Allen Feldman presents “Apophatic Sovereignty Before the Law at Guantanamo”

Event and Presentation
Sara Cobb
Allen Feldman presents “Apophatic Sovereignty Before the Law at Guantanamo”
Event Date:

February 26, 2013 4:30PM through 6:30PM

Event Location: Arlington Campus, Truland Building Room 555
Past Event
Event Type: Event

The Combatant Status Review Tribunals (CSRT) held at Guantanamo Prison constitute an archival apocalypse of the unhearable, unreadable, the inaudible and the unwitnessable; an archive that is the eschatological terminus of the archive. The breach of procedure that is the CSRT hearing is the inscription of a territory, a space, and a speculum where the sovereignty of the state can be performed as a political project of deliberate inadequation, as a counterfeit topography of a democratic or neo-liberal sublime that does not readily permit the stability, positionality and commensurations of ethical witnessing, positivistic description, nor of media or ethnographic realism.
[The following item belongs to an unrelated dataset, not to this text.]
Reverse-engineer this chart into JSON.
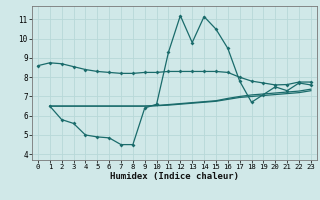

Law at Guantanamo holds to its bare-life of withholding law and to the bared and exposed life from which law is withheld. In the recesses of the security state, in the security state as an assemblage of recesses, the law itself is securitized and subjected to an extraordinary rendition where it is consigned to a black site from which all other black sites of the state are authored and transmitted.

Allen Feldman, (Associate Professor Media, Culture and Communication, New York University) is a cultural anthropologist who has conducted ethnographic research on the photo-ontology, the body, the senses and the state in Northern Ireland, South Africa and the post 9/11 global war of terror. His research and teaching interests include visual culture, political aesthetics, political animality, transitional justice and practice-led media research. Feldman is the author of the critically acclaimed book Formations of Violence: the Narrative of the Body and Political Terror in Northern Ireland (1991), numerous essays on political violence as visual and performance culture, and the forthcoming book Archives of the Insensible: On War, Aisthesis, and Dead Memory (2013).